The food industry is no exception; it's impossible to envision a wave of enthusiastic newcomers clamoring at the gates to enter the food business now that the FDA has been granted the most sweeping extension of powers in 70 years…..The people who do represent a large part of the industry are the small, local, independent operators who have been squeaking by for decades. This kind of regulatory barrage is exactly the sort of thing to make them call it quits. BSE (mad cow) regulations pushed our predecessor to hang up his hat. The increasing silliness over E. coli testing pushed his predecessor over the brink years ago. Warranted or not, an increasingly difficult regulatory environment will always winnow out the small players, leaving the field more sparse than before.

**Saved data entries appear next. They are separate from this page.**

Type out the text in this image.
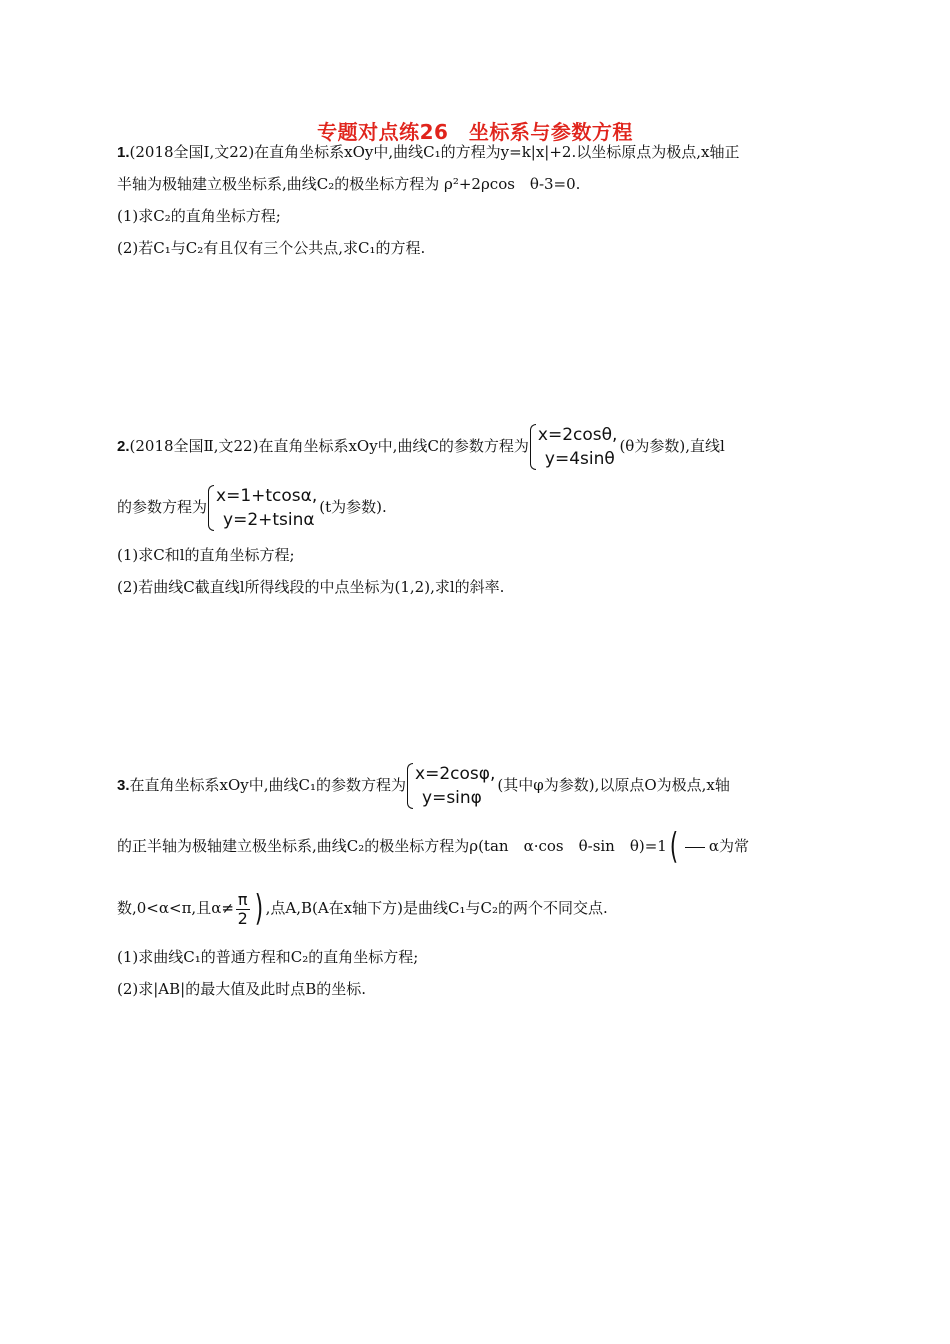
专题对点练26　坐标系与参数方程
1.(2018全国Ⅰ,文22)在直角坐标系xOy中,曲线C₁的方程为y=k|x|+2.以坐标原点为极点,x轴正
半轴为极轴建立极坐标系,曲线C₂的极坐标方程为 ρ²+2ρcos　θ-3=0.
(1)求C₂的直角坐标方程;
(2)若C₁与C₂有且仅有三个公共点,求C₁的方程.
2.(2018全国Ⅱ,文22)在直角坐标系xOy中,曲线C的参数方程为
x=2cosθ,
y=4sinθ
(θ为参数),直线l
的参数方程为
x=1+tcosα,
y=2+tsinα
(t为参数).
(1)求C和l的直角坐标方程;
(2)若曲线C截直线l所得线段的中点坐标为(1,2),求l的斜率.
3.在直角坐标系xOy中,曲线C₁的参数方程为
x=2cosφ,
y=sinφ
(其中φ为参数),以原点O为极点,x轴
的正半轴为极轴建立极坐标系,曲线C₂的极坐标方程为ρ(tan　α·cos　θ-sin　θ)=1( α为常
数,0<α<π,且$\alpha\ne \frac{\pi}{2}$ ) ,点A,B(A在x轴下方)是曲线C₁与C₂的两个不同交点.
(1)求曲线C₁的普通方程和C₂的直角坐标方程;
(2)求|AB|的最大值及此时点B的坐标.
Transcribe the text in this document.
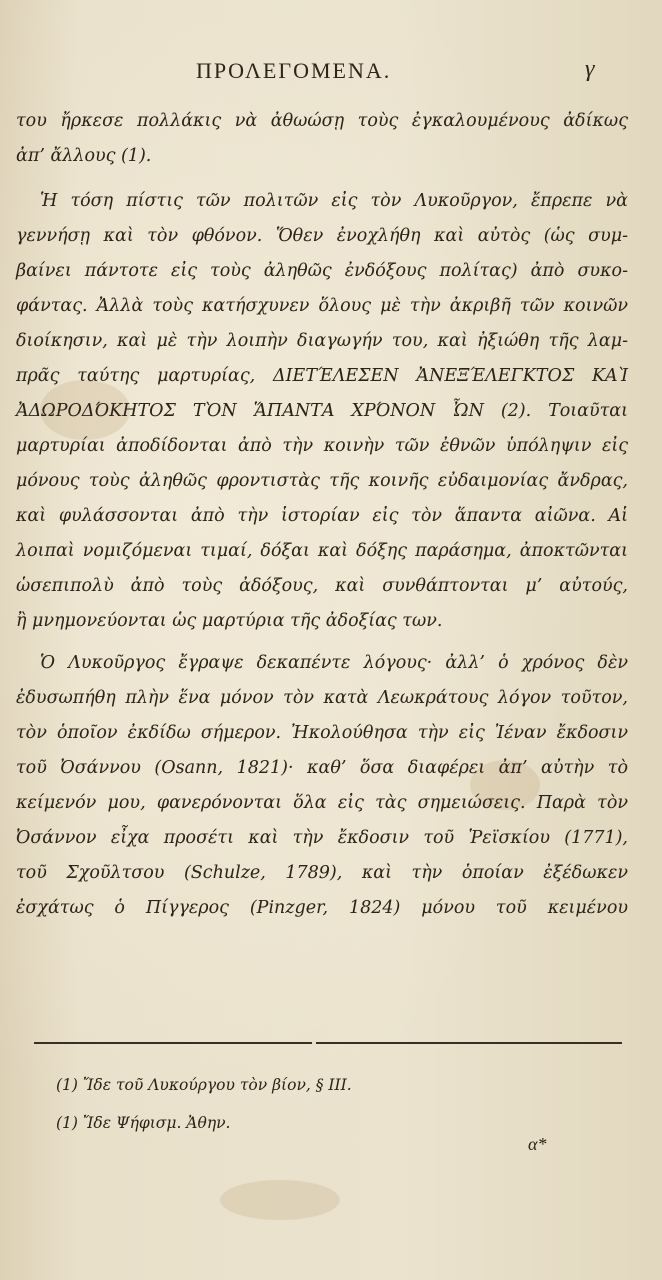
ΠΡΟΛΕΓΟΜΕΝΑ.	γ
του ἤρκεσε πολλάκις νὰ ἀθωώσῃ τοὺς ἐγκαλουμένους ἀδίκως
ἀπ’ ἄλλους (1).
Ἡ τόση πίστις τῶν πολιτῶν εἰς τὸν Λυκοῦργον, ἔπρεπε νὰ
γεννήσῃ καὶ τὸν φθόνον. Ὅθεν ἐνοχλήθη καὶ αὐτὸς (ὡς συμ-
βαίνει πάντοτε εἰς τοὺς ἀληθῶς ἐνδόξους πολίτας) ἀπὸ συκο-
φάντας. Ἀλλὰ τοὺς κατήσχυνεν ὅλους μὲ τὴν ἀκριβῆ τῶν κοινῶν
διοίκησιν, καὶ μὲ τὴν λοιπὴν διαγωγήν του, καὶ ἠξιώθη τῆς λαμ-
πρᾶς ταύτης μαρτυρίας, ΔΙΕΤΈΛΕΣΕΝ ἈΝΕΞΈΛΕΓΚΤΟΣ ΚΑῚ
ἈΔΩΡΟΔΌΚΗΤΟΣ ΤῸΝ ἍΠΑΝΤΑ ΧΡΌΝΟΝ ὮΝ (2). Τοιαῦται
μαρτυρίαι ἀποδίδονται ἀπὸ τὴν κοινὴν τῶν ἐθνῶν ὑπόληψιν εἰς
μόνους τοὺς ἀληθῶς φροντιστὰς τῆς κοινῆς εὐδαιμονίας ἄνδρας,
καὶ φυλάσσονται ἀπὸ τὴν ἱστορίαν εἰς τὸν ἅπαντα αἰῶνα. Αἱ
λοιπαὶ νομιζόμεναι τιμαί, δόξαι καὶ δόξης παράσημα, ἀποκτῶνται
ὡσεπιπολὺ ἀπὸ τοὺς ἀδόξους, καὶ συνθάπτονται μ’ αὐτούς,
ἢ μνημονεύονται ὡς μαρτύρια τῆς ἀδοξίας των.
Ὁ Λυκοῦργος ἔγραψε δεκαπέντε λόγους· ἀλλ’ ὁ χρόνος δὲν
ἐδυσωπήθη πλὴν ἕνα μόνον τὸν κατὰ Λεωκράτους λόγον τοῦτον,
τὸν ὁποῖον ἐκδίδω σήμερον. Ἠκολούθησα τὴν εἰς Ἰέναν ἔκδοσιν
τοῦ Ὀσάννου (Osann, 1821)· καθ’ ὅσα διαφέρει ἀπ’ αὐτὴν τὸ
κείμενόν μου, φανερόνονται ὅλα εἰς τὰς σημειώσεις. Παρὰ τὸν
Ὀσάννον εἶχα προσέτι καὶ τὴν ἔκδοσιν τοῦ Ῥεϊσκίου (1771),
τοῦ Σχοῦλτσου (Schulze, 1789), καὶ τὴν ὁποίαν ἐξέδωκεν
ἐσχάτως ὁ Πίγγερος (Pinzger, 1824) μόνου τοῦ κειμένου
(1) Ἴδε τοῦ Λυκούργου τὸν βίον, § III.
(1) Ἴδε Ψήφισμ. Ἀθην.
α*
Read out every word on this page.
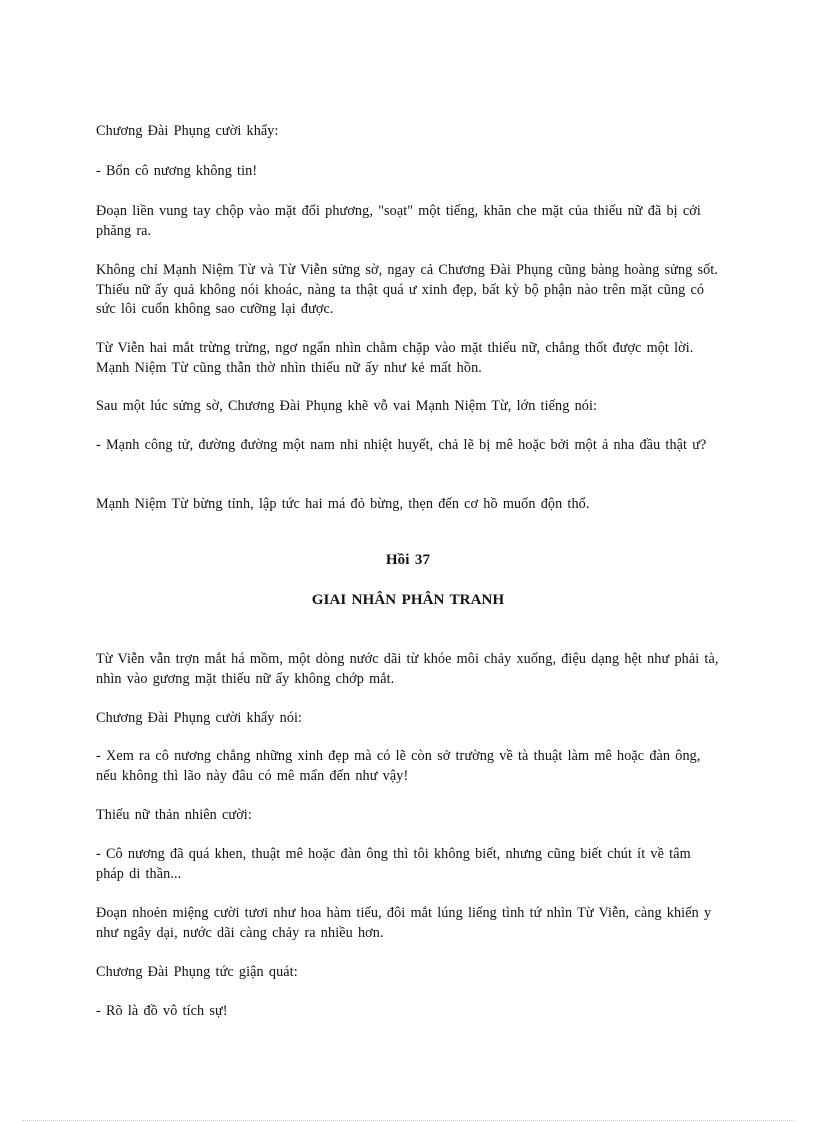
Chương Đài Phụng cười khẩy:

- Bổn cô nương không tin!

Đoạn liền vung tay chộp vào mặt đối phương, "soạt" một tiếng, khăn che mặt của thiếu nữ đã bị cởi phăng ra.

Không chỉ Mạnh Niệm Từ và Từ Viễn sửng sờ, ngay cả Chương Đài Phụng cũng bàng hoàng sửng sốt. Thiếu nữ ấy quả không nói khoác, nàng ta thật quá ư xinh đẹp, bất kỳ bộ phận nào trên mặt cũng có sức lôi cuốn không sao cưỡng lại được.

Từ Viễn hai mắt trừng trừng, ngơ ngẩn nhìn chằm chặp vào mặt thiếu nữ, chẳng thốt được một lời. Mạnh Niệm Từ cũng thẫn thờ nhìn thiếu nữ ấy như kẻ mất hồn.

Sau một lúc sửng sờ, Chương Đài Phụng khẽ vỗ vai Mạnh Niệm Từ, lớn tiếng nói:

- Mạnh công tử, đường đường một nam nhi nhiệt huyết, chả lẽ bị mê hoặc bởi một ả nha đầu thật ư?

Mạnh Niệm Từ bừng tỉnh, lập tức hai má đỏ bừng, thẹn đến cơ hồ muốn độn thổ.

Hồi 37

GIAI NHÂN PHÂN TRANH

Từ Viễn vẫn trợn mắt há mồm, một dòng nước dãi từ khóe môi chảy xuống, điệu dạng hệt như phải tà, nhìn vào gương mặt thiếu nữ ấy không chớp mắt.

Chương Đài Phụng cười khẩy nói:

- Xem ra cô nương chẳng những xinh đẹp mà có lẽ còn sở trường về tà thuật làm mê hoặc đàn ông, nếu không thì lão này đâu có mê mẩn đến như vậy!

Thiếu nữ thản nhiên cười:

- Cô nương đã quá khen, thuật mê hoặc đàn ông thì tôi không biết, nhưng cũng biết chút ít về tâm pháp di thần...

Đoạn nhoẻn miệng cười tươi như hoa hàm tiếu, đôi mắt lúng liếng tình tứ nhìn Từ Viễn, càng khiến y như ngây dại, nước dãi càng chảy ra nhiều hơn.

Chương Đài Phụng tức giận quát:

- Rõ là đồ vô tích sự!
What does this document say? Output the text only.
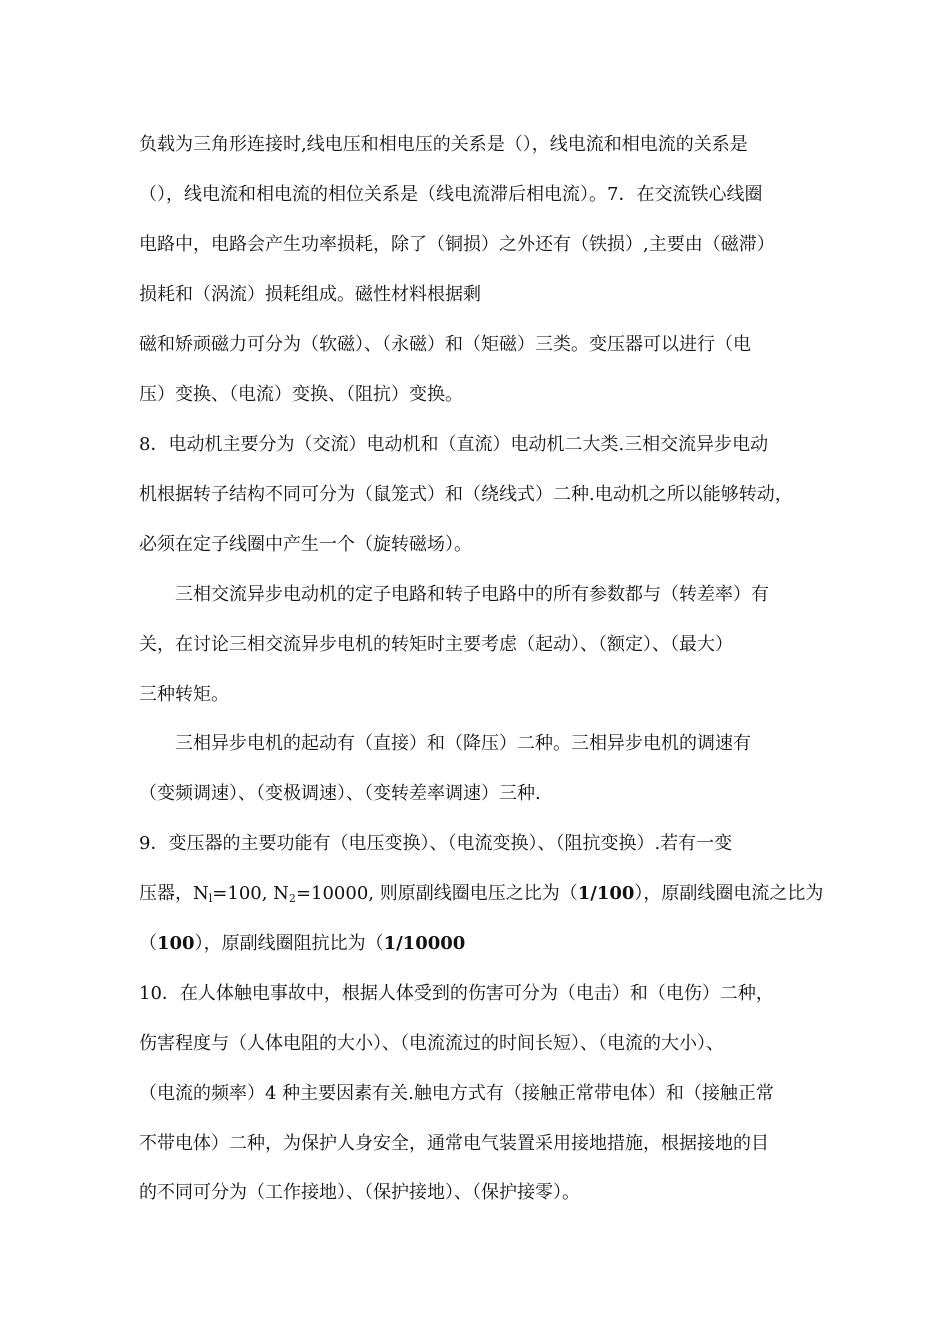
负载为三角形连接时,线电压和相电压的关系是（），线电流和相电流的关系是
（），线电流和相电流的相位关系是（线电流滞后相电流）。7．在交流铁心线圈
电路中，电路会产生功率损耗，除了（铜损）之外还有（铁损）,主要由（磁滞）
损耗和（涡流）损耗组成。磁性材料根据剩
磁和矫顽磁力可分为（软磁）、（永磁）和（矩磁）三类。变压器可以进行（电
压）变换、（电流）变换、（阻抗）变换。
8．电动机主要分为（交流）电动机和（直流）电动机二大类.三相交流异步电动
机根据转子结构不同可分为（鼠笼式）和（绕线式）二种.电动机之所以能够转动，
必须在定子线圈中产生一个（旋转磁场）。
三相交流异步电动机的定子电路和转子电路中的所有参数都与（转差率）有
关，在讨论三相交流异步电机的转矩时主要考虑（起动）、（额定）、（最大）
三种转矩。
三相异步电机的起动有（直接）和（降压）二种。三相异步电机的调速有
（变频调速）、（变极调速）、（变转差率调速）三种.
9．变压器的主要功能有（电压变换）、（电流变换）、（阻抗变换）.若有一变
压器，$N_l=100$, $N_2=10000$, 则原副线圈电压之比为（1/100），原副线圈电流之比为
（100），原副线圈阻抗比为（1/10000
10．在人体触电事故中，根据人体受到的伤害可分为（电击）和（电伤）二种，
伤害程度与（人体电阻的大小）、（电流流过的时间长短）、（电流的大小）、
（电流的频率）4 种主要因素有关.触电方式有（接触正常带电体）和（接触正常
不带电体）二种，为保护人身安全，通常电气装置采用接地措施，根据接地的目
的不同可分为（工作接地）、（保护接地）、（保护接零）。
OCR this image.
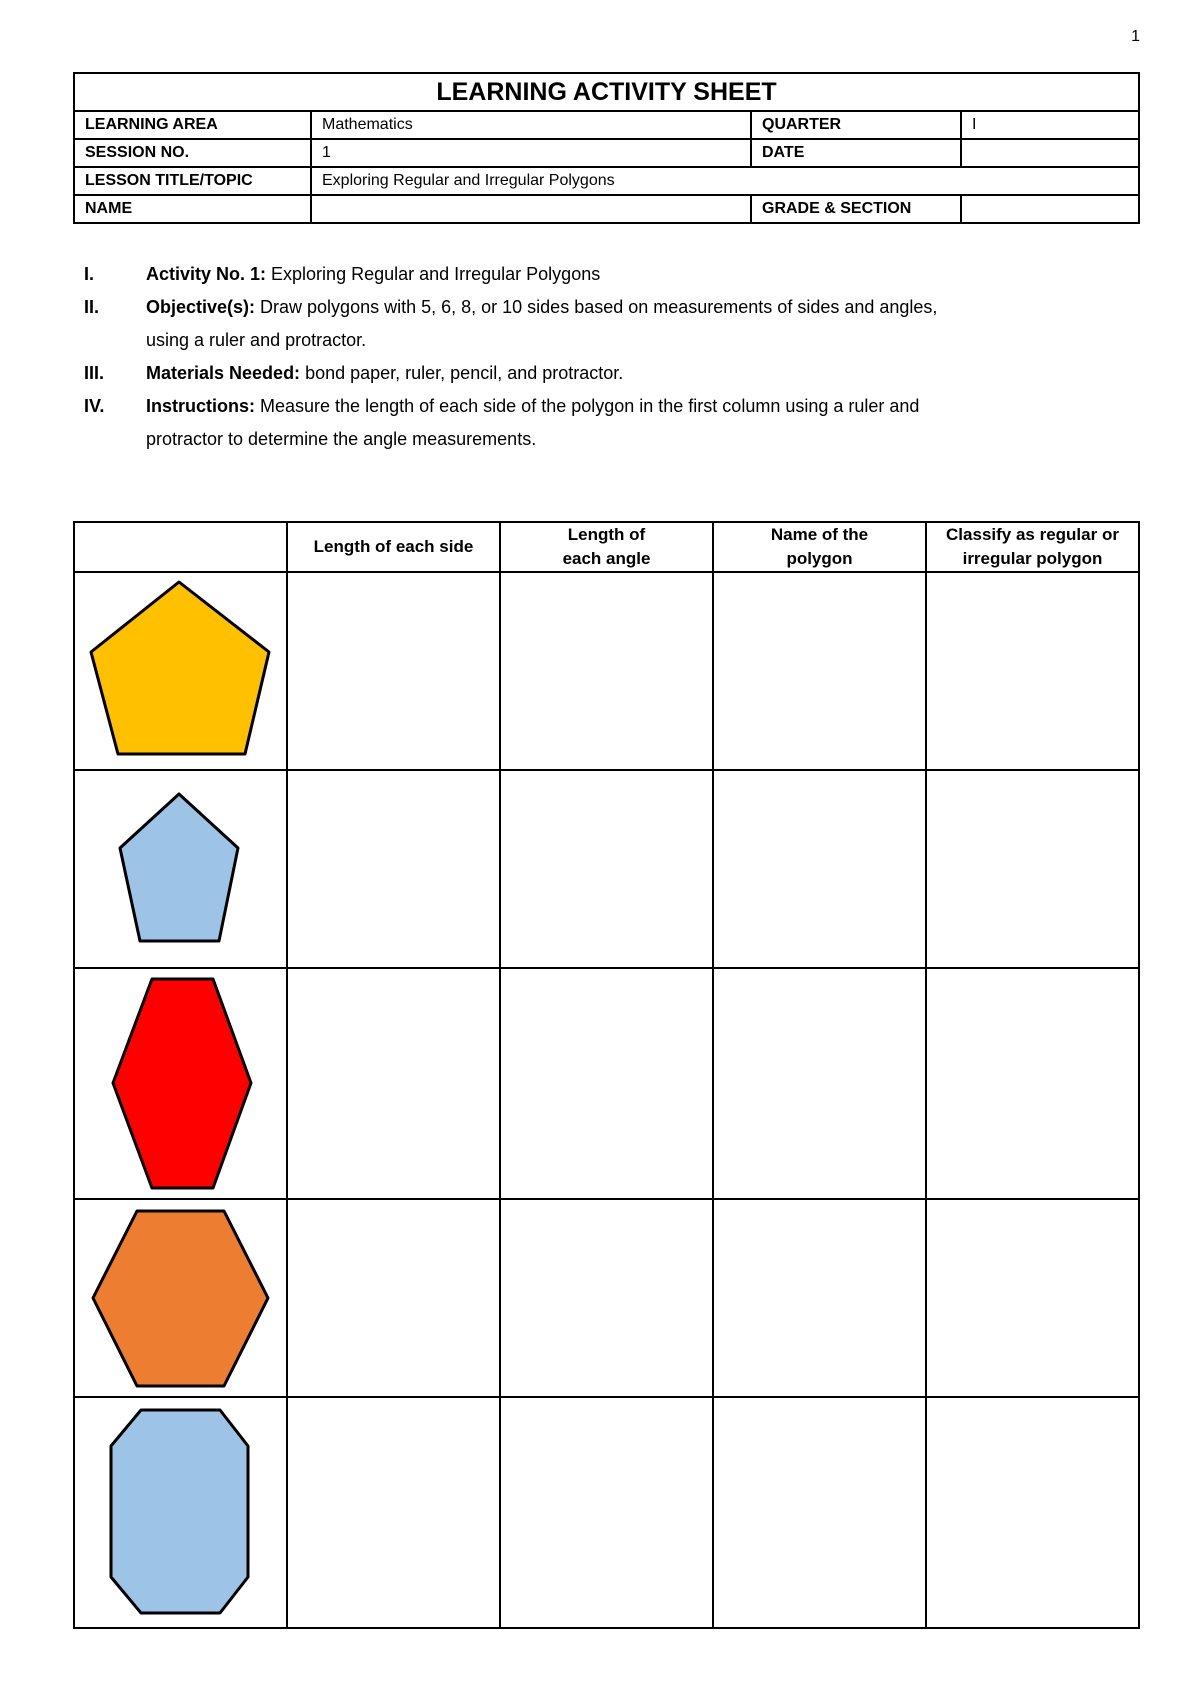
1
LEARNING ACTIVITY SHEET			
LEARNING AREA	Mathematics	QUARTER	I
SESSION NO.	1	DATE	
LESSON TITLE/TOPIC	Exploring Regular and Irregular Polygons		
NAME		GRADE & SECTION	
I.	Activity No. 1: Exploring Regular and Irregular Polygons
II.	Objective(s): Draw polygons with 5, 6, 8, or 10 sides based on measurements of sides and angles,
using a ruler and protractor.
III.	Materials Needed: bond paper, ruler, pencil, and protractor.
IV.	Instructions: Measure the length of each side of the polygon in the first column using a ruler and
protractor to determine the angle measurements.
	Length of each side	Length of each angle	Name of the polygon	Classify as regular or irregular polygon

Of course the demand for food hasn't gone down, so how does the system accommodate a hungry public? Well, that's where Cargill, Tyson, Monsanto, and the rest of the Big Food set come in….
Rancher Schwennesen suggests that deregulation might guarantee safer food than regulation:
There is little or no incentive for me to create a remarkably safer production system because my processes are effectively in the hands of our state inspector. The incentive among producers is to win the race toward the bottom, where you can most cheaply and easily meet the minimum standard. Imagine for a moment what the food world would look like if we made food safety a competitive advantage. What if I could demonstrate (through third-party quality assurance, a sophisticated testing regime, or something completely unthought of) that my beef was quantitatively safer than my competition? I suspect that the maligned self-interest of "money-grubbing capitalists" would be instantly harnessed toward the greater public good. I for one would probably behave considerably differently if I were continually striving for the next-higher grade on a "Good Housekeeping Seal of Approval" scale instead of aiming simply for the "Inspected — Passed" stamp…..
Regulations are good for imposing minimums, but not at creating excellence. Since our food safety "problem" is clearly in the vanishing margins, excellence is what we need. This can only really be attained when incentives are structured to push our producers (and consumers) to go the extra step to make food as safe as it can possibly be.